## Input and output buffers

By setting `C_SG_LENGTH_WIDTH`/`c_sg_length_width` to 22, 
the DMA IP is able to transfer a maximum of $2^{22}$ bytes.
This means we can transfer at most 1 million 32-bit integers.
In this example, we test 10000 integers. 

In [1]:
from time import time

num_data = 10000

We will reuse the same input buffer for both adders. The results are saved
into different output buffers.

In [2]:
import numpy as np
from pynq import Xlnk

xlnk = Xlnk()
in_buffer = xlnk.cma_array(shape=(num_data,), dtype=np.uint32, cacheable=1)
out_buffer0 = xlnk.cma_array(shape=(num_data,), dtype=np.uint32, cacheable=1)
out_buffer1 = xlnk.cma_array(shape=(num_data,), dtype=np.uint32, cacheable=1)

Now we populate the input buffer with some random integers.

In [3]:
for i in range(num_data):
    in_buffer[i] = (np.random.randint(0,15)<<4)+np.random.randint(0,15)

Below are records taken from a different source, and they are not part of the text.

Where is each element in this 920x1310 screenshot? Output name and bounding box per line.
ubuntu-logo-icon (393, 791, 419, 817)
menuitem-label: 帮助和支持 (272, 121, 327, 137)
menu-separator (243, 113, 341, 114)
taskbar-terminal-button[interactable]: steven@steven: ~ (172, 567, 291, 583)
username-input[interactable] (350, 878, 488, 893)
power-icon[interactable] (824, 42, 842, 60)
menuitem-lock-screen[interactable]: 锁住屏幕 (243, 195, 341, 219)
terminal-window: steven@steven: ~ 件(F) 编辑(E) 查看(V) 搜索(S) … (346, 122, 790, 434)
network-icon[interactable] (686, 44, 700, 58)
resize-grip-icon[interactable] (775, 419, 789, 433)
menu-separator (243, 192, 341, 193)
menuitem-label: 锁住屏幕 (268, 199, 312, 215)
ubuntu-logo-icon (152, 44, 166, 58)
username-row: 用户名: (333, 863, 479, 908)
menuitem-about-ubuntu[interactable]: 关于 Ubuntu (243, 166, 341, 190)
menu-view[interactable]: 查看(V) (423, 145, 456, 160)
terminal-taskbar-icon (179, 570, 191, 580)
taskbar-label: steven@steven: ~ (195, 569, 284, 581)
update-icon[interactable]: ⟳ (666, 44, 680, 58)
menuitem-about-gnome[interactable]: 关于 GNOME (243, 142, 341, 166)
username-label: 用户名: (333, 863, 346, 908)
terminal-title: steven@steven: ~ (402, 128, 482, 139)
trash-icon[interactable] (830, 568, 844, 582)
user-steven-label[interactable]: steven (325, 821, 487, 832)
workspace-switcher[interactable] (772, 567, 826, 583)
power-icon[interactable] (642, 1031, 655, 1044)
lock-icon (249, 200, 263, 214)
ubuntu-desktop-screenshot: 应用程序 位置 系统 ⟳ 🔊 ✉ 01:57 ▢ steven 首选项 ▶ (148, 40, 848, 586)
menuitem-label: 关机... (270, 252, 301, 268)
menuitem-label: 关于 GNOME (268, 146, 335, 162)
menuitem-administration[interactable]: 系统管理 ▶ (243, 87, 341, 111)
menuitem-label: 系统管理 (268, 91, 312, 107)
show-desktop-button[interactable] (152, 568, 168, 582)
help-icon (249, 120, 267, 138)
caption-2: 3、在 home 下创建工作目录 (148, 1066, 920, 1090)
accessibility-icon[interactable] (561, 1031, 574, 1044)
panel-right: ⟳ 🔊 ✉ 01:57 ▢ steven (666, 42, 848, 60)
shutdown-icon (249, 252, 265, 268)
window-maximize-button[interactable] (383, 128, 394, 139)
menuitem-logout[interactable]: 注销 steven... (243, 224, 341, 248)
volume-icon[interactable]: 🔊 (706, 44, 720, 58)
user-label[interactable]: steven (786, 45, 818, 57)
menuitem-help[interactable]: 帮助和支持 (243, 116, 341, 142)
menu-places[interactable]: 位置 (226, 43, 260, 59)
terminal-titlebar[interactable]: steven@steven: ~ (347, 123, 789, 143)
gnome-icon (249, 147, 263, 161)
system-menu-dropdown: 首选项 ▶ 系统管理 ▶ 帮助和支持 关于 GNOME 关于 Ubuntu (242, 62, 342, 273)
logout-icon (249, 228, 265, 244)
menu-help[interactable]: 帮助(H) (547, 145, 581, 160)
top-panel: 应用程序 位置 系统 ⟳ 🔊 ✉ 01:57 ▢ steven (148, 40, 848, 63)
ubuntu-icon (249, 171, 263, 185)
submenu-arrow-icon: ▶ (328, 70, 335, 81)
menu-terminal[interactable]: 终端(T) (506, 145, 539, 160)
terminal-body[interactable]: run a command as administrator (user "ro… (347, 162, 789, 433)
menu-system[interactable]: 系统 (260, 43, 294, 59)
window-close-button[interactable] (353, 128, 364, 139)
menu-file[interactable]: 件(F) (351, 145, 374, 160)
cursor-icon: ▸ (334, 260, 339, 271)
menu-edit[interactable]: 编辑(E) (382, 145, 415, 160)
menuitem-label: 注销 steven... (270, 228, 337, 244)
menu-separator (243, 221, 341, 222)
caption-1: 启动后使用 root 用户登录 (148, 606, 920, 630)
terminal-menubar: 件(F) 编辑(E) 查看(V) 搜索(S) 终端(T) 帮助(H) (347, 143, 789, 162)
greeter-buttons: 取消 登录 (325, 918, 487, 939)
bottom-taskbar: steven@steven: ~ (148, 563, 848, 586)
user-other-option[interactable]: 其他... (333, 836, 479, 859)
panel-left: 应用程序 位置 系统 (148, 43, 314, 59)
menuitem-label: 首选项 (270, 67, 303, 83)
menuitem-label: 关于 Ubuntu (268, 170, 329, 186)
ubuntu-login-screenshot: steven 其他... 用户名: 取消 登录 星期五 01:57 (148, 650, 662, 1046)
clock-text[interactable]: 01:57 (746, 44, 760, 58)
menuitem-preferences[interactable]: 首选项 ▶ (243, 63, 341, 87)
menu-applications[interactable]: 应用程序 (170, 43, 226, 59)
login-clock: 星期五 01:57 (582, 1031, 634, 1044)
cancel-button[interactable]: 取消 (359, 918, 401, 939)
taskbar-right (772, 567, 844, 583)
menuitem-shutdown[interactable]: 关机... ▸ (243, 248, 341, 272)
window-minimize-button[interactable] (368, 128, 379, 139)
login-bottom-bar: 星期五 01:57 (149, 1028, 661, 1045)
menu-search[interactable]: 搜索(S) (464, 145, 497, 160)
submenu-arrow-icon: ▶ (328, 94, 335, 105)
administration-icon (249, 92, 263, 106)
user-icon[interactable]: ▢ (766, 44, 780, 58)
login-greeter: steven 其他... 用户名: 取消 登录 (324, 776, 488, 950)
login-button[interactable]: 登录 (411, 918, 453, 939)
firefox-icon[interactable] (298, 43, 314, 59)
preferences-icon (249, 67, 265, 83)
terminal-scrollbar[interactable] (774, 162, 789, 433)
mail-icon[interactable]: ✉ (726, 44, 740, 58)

## 1. Adder using AXI Lite interface
![alt text](images/axi_adder.PNG)

In [4]:
from pynq import Overlay

ol_add = Overlay('add.bit')
adder_ip = ol_add.axi_adder_0

We create a thin wrapper to call the AXI adder.

In [5]:
def add_data():
    for i in range(len(in_buffer)):
        adder_ip.write(0x0, int(in_buffer[i]>>4))
        adder_ip.write(0x4, int(in_buffer[i]))
        out_buffer0[i] = adder_ip.read(0x8)

To verify the results, you can run something similar to:
```python
for i in range(10):
    adder_ip.write(0x0, i)
    adder_ip.write(0x4, i)
    print(adder_ip.read(0x8))
```

In the following cell, let us record the time when performing 10000 additions.

In [6]:
t1 = time()
add_data()
t2 = time()
t_add = t2-t1

## 2. Adder using AXI Stream interface
![alt text](images/axis_adder.PNG)

In [7]:
from pynq import Overlay

ol_adds = Overlay('adds.bit')
dma_ip = ol_adds.axi_dma_0

Similar as the AXI adder, we create a thin wrapper to call the AXIS adder.

In [8]:
def adds_data():
    dma_ip.sendchannel.transfer(in_buffer)
    dma_ip.recvchannel.transfer(out_buffer1)
    dma_ip.sendchannel.wait()
    dma_ip.recvchannel.wait()

You can use the following code to test the IP as well.
```python
for i in range(10):
    in_buffer[i] = (i<<4)+i+1

adds_data()

for i in range(10):
    print(out_buffer1[i])
```

Let us record the time when performing 10000 additions.

In [9]:
t1 = time()
adds_data()
t2 = time()
t_adds = t2-t1

## Performance comparison
We will compare the results stored in the two output buffers.
Also, we can compare the performance.

You can see in the following cell, the adder based on AXIS interfaces
achieves much better performance.

In [10]:
for i in range(num_data):
    assert out_buffer0[i] == out_buffer1[i], \
        f'unmatched data: {out_buffer0[i]}!={out_buffer1[i]} '\
        f'for {i}-th input {in_buffer[i]}.'

print('time used for axi lite adder: {}'.format(t_add))
print('time used for axi stream adder: {}'.format(t_adds))

time used for axi lite adder: 1.8603198528289795
time used for axi stream adder: 0.003721952438354492


Free the memory at the end.

In [11]:
xlnk.xlnk_reset()

Hope you enjoy this example! Have a good day!